Cafcass is cutting almost seventy jobs under a restructuring plan designed to balance their budget following the rise in care demand since the Baby P case.

Sixty six back office posts, including those of three corporate directors, are to be axed while eighteen jobs are to be created.

The restructure is expected to generate £2.7m in efficiency savings by mid-way through the 2010-11 financial year, which will be reallocated to frontline service delivery.

Anthony Douglas, Cafcass' Chief Executive commented: "Cafcass has a duty to protect the frontline services we offer children and families in need of support. Rising demand in both care cases and latterly in private law has meant that costs have escalated. We need to safeguard more children and families as well as balance our budget. This unfortunately means that we will need to cut some posts in our corporate centre.

"This restructure and our new operating priorities, along with the President's Interim Guidance, will help us to offer a safe minimum service to every child referred to us. We would love to do more, but as it is, the independent oversight of vulnerable children going through the family courts we offer in England and Wales (via Cafcass Cymru) remains the strongest such system in the world.

"Even if we have less time per case, we will do our utmost to make the time we do have count," he added.

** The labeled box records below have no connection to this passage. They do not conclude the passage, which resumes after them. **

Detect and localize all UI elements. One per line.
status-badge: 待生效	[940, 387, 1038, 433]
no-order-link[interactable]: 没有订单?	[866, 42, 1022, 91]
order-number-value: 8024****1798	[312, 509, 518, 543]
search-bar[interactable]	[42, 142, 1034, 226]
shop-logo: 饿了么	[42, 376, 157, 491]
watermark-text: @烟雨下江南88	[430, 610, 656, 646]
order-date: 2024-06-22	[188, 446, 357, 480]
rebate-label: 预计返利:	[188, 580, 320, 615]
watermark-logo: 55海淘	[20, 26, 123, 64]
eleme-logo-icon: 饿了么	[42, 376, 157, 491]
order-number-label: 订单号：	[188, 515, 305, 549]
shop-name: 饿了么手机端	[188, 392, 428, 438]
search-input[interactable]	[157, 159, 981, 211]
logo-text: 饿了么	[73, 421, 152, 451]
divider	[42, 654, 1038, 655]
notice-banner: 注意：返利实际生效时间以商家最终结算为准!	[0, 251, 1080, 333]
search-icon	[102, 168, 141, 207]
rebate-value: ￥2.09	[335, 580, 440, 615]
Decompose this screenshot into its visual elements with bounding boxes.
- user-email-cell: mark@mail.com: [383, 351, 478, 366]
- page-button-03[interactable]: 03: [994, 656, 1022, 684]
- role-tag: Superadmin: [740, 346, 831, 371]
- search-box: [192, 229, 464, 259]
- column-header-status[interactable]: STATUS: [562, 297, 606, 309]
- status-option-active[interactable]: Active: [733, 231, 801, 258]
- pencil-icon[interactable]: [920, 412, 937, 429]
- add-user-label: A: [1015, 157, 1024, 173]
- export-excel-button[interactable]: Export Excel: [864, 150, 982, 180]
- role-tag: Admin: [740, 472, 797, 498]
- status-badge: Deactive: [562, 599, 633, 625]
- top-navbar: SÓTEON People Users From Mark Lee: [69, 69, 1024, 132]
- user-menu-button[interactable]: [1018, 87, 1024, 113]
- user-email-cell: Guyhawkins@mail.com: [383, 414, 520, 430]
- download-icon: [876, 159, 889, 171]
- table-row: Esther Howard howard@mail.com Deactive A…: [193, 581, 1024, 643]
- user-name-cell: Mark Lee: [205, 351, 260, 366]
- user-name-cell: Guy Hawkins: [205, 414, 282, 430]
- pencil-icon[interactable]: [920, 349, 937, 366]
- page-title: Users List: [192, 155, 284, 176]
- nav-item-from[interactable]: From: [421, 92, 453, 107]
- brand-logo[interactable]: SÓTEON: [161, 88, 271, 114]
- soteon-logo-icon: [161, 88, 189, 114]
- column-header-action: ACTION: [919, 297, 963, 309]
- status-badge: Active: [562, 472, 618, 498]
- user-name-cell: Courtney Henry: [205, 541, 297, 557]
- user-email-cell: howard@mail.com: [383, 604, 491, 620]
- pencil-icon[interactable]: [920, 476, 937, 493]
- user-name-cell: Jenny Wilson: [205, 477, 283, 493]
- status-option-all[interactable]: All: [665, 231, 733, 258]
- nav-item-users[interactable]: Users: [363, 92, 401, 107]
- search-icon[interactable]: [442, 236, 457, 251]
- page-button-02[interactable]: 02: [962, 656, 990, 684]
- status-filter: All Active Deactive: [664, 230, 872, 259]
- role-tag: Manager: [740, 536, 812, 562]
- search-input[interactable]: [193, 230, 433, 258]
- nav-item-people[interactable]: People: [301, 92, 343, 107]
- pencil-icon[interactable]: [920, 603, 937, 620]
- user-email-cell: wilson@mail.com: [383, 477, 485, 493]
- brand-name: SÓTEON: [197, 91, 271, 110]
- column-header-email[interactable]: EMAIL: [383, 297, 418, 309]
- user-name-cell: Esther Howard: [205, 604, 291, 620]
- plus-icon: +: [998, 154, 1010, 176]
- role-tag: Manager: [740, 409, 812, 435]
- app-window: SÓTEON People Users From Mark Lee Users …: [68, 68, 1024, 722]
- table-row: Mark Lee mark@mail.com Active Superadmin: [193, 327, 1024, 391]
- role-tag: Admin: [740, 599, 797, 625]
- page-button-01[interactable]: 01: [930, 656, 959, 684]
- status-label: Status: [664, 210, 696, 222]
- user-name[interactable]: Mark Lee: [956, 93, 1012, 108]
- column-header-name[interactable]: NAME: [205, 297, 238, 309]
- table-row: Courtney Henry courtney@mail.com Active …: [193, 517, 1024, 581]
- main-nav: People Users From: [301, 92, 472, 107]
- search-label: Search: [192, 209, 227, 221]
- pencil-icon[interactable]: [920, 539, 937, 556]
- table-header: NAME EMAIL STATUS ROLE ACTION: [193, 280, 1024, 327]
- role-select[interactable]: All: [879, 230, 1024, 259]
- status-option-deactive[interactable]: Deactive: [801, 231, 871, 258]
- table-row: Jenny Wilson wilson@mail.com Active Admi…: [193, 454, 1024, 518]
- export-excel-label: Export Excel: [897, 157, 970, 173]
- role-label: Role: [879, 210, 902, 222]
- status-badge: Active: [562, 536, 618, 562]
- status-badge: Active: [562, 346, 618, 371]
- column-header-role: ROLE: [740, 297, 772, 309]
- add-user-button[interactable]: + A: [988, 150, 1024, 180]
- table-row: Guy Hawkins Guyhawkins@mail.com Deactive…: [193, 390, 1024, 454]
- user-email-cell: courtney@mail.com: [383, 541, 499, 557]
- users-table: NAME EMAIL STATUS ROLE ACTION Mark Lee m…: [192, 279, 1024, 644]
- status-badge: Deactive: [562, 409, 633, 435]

Nationally care demand in the nine months to August 2009 is up 53.7% compared to the same period in the previous year. Private law case requests from courts in June 2009 were the highest ever recorded for a single month while the rise in applications by local authorities looks set to continue for many months yet, according to local authority projections.

Cafcass have reduced the number of unallocated section 31 cases in London from 411 in August 2009 to 151 this month as an unprecedented number of staff have requested to stay on beyond retirement age.

However, Ian Lawrence, the Assistant General Secretary of Napo, the union that represents Cafcass staff, told Newswatch that the union strongly opposed the cuts, and was critical of the way in which the plans were announced without prior negotiation with trade unions. He also said that while Napo agreed wholeheartedly with Cafcass' duty to protect frontline services to children and families in need of support, it had taken the organisation too long to recognise the real situation faced by hard pressed practitioners.

He went on to say that money which was needed on the front line had been misdirected to the centre against Napo advice creating a "Londonised bureaucracy" as opposed to the deployment of these senior managerial posts out into the network where the expertise was most needed.

Napo is seeking to negotiate a no compulsory redundancy agreement at forthcoming talks taking place later this month.